# Course 18177, Spring 2013

The focus of this course will be random matrices.
Random matrices first appeared in the work of Wishart to model data arrays.
It was introduced into the theoretical physics community by Wigner in the 1950s to describe the statistics of energy levels of heavy nuclei. In an independent development in the early 1970s, Montgomery conjectured that the spacings between the zeros of the Riemann zeta function on the critical line behaves like the eigenvalues of a random matrix. At about the same time, 't Hooft and Br\'ezin, Itzykson, Parisi and Zuber, showed that random matrix integrals are generating functions for the enumeration of graphs embedded into surfaces which are sorted by their genus (the so-called topological expansion).
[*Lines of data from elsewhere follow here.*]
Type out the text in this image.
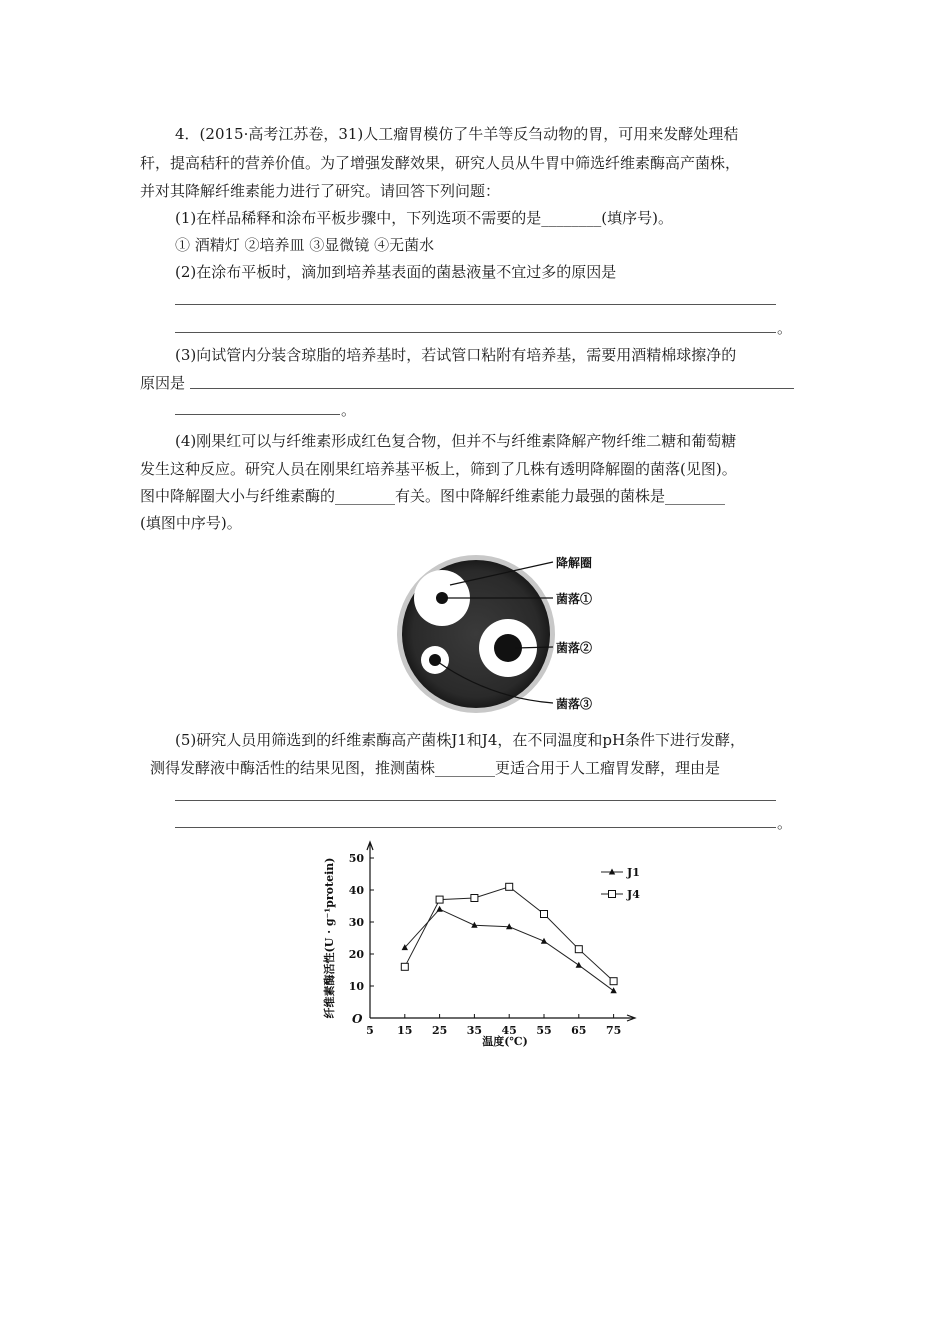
4．(2015·高考江苏卷，31)人工瘤胃模仿了牛羊等反刍动物的胃，可用来发酵处理秸
秆，提高秸秆的营养价值。为了增强发酵效果，研究人员从牛胃中筛选纤维素酶高产菌株，
并对其降解纤维素能力进行了研究。请回答下列问题：
(1)在样品稀释和涂布平板步骤中，下列选项不需要的是________(填序号)。
① 酒精灯 ②培养皿 ③显微镜 ④无菌水
(2)在涂布平板时，滴加到培养基表面的菌悬液量不宜过多的原因是
。
(3)向试管内分装含琼脂的培养基时，若试管口粘附有培养基，需要用酒精棉球擦净的
原因是
。
(4)刚果红可以与纤维素形成红色复合物，但并不与纤维素降解产物纤维二糖和葡萄糖
发生这种反应。研究人员在刚果红培养基平板上，筛到了几株有透明降解圈的菌落(见图)。
图中降解圈大小与纤维素酶的________有关。图中降解纤维素能力最强的菌株是________
(填图中序号)。
降解圈
菌落①
菌落②
菌落③
(5)研究人员用筛选到的纤维素酶高产菌株J1和J4，在不同温度和pH条件下进行发酵，
测得发酵液中酶活性的结果见图，推测菌株________更适合用于人工瘤胃发酵，理由是
。
O
10
20
30
40
50
5 15 25 35 45 55 65 75
J1
J4
纤维素酶活性(U · g⁻¹protein)
温度(℃)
Since that time an extraordinary variety of
mathematical, physical and engineering systems have been related with Random Matrix Theory; it has emerged as an interdisciplinary scientific activity par excellence. It is nowadays recognized as one of the hottest topic in probability theory, with many mathematical breakthroughs and rigorous advances during the last twenty years.
In this course, we will study some of the most classical results concerning the spectrum of random matrices such as Wigner's theorem, concentration of measures, or stochastic processes and Dyson Brownian motion, as well as most recent ones including
heavy tailed matrices, and universality. We will also study topological expansion and
their applications in combinatorics. Considering several random matrices together, we will approach free probability theory and the combinatorics of colored graphs.
This course is a graduate course which will require no particular prerequisite, but some basics in linear algebra and probability theory. It will be independent but complimentary to A. Edelman course 18.338. We encourage students to follow both courses. Grading will be based on based on homeworks, projects or equivalents.
Office hours: Tuesday 2PM-4PM
Lecture notes:

Lectures notes on the global behaviour of the spectrum of Wigner matrices

Lectures notes on free probability and the enumeration of maps: last lectures

More details can be found in the book
"An introduction to Random Matrices" by Greg Anderson, Ofer Zeitouni and myself. It can be found on
Ofer Zeitouni's webpage

Homework 1, due March 7

Homework 2, due April 4

Homework 3, due May 6. This homework is optional.
Bibliography:
G. Anderson, A. Guionnet and O. Zeitouni, An introduction to random matrices,
Cambridge Studies in Advanced Mathematics, vol 118, Cambridge University Press
ZD. Bai and J. Silverstein, Jack W., Spectral analysis of large dimensional random matrices, Springer Series in Statistics, Springer, NY 2010
A. Guionnet, Large random matrices: lectures on macroscopic asymptotics, Lecture Notes in Mathematics, Vol. 1957, Lectures from the 36th Probability Summer School held in Saint-Flour, 2006
T. Tao, Topics in random matrix theory, Graduate Studies in Mathematics, 132,
American Mathematical Society, Providence, RI, 2012.